Sometimes things evolve in ways that make us feel a little obsolete.
I've been learning NixOS for a few years now, and it would have been impossible without systemd. It's one heck of a learning curve, but when you get to the other side, you know something of great power and value. Certain kinds of complexity adds 'land' (eg. systemd) that can become 'real estate' (eg. NixOS), which in turn hopes to become 'land' for the next innovation, and so forth.
Whether this happens or not (whether it's the right kind of complexity) is really hard to assess up-front, and probably impossible without knowing the complex new technology in question very well. (And by then you have the bias of depending, in part, yourself on the success of the new tech, as you've committed significant resources to mastering it, so good luck on convincing skeptical newcomers!)
It's almost like a sort of event horizon -- once you know a complex new technology well enough to see whether or not it's useful, the conflict-of-interest makes your opinion unreliable to outsiders!
Nevertheless, the assessment process itself, while difficult to get right, is worth getting better at.

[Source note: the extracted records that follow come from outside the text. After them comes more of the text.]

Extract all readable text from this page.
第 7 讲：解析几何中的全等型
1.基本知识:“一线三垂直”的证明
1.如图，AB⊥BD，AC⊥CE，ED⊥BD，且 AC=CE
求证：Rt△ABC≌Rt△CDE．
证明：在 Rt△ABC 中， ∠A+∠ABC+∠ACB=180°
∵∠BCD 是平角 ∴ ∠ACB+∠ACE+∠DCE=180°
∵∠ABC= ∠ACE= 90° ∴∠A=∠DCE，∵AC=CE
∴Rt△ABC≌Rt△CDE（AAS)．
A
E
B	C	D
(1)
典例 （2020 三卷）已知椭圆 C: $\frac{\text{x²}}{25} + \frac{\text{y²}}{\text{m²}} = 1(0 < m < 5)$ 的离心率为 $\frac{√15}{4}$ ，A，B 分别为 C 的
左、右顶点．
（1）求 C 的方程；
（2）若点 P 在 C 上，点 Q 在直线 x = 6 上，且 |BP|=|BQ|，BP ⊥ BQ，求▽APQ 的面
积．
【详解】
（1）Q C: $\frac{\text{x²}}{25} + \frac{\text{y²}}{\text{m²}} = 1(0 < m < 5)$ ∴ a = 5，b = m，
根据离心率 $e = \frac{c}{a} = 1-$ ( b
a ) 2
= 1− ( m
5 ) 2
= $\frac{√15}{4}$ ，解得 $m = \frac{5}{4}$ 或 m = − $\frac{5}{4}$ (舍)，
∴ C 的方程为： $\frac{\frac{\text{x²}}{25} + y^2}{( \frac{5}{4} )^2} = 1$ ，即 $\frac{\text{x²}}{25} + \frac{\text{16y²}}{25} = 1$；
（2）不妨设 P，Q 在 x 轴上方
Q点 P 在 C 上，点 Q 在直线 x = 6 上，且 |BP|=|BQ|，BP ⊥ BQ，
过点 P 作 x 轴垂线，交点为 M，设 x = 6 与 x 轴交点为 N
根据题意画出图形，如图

It's easy for impatience and the sensation of what I've taken to calling 'daunt' -- that intrinsic recoil that the mind has from absorbing a large amounts of information whose use case is not immediately relevant -- to dissuade one from exploring. But then, one never discovers new 'land', and one never builds new real estate!
[ Aside:
This is why I'm a little skeptical of the current rebellion against frontend frameworks. Certainly some of them, like tailwind, are clearly adding fetters to an otherwise powerful browser stack. But others, like Svelte, and to some extent, even React, bring significant benefits.
The rebellion has this vibe like, well, users _should_ prefer more simply-built interfaces, and if they don't, well, they just have bad taste. What would be more humble would be to let the marketplace (e.g. consumers) decide what is preferable, and then build that.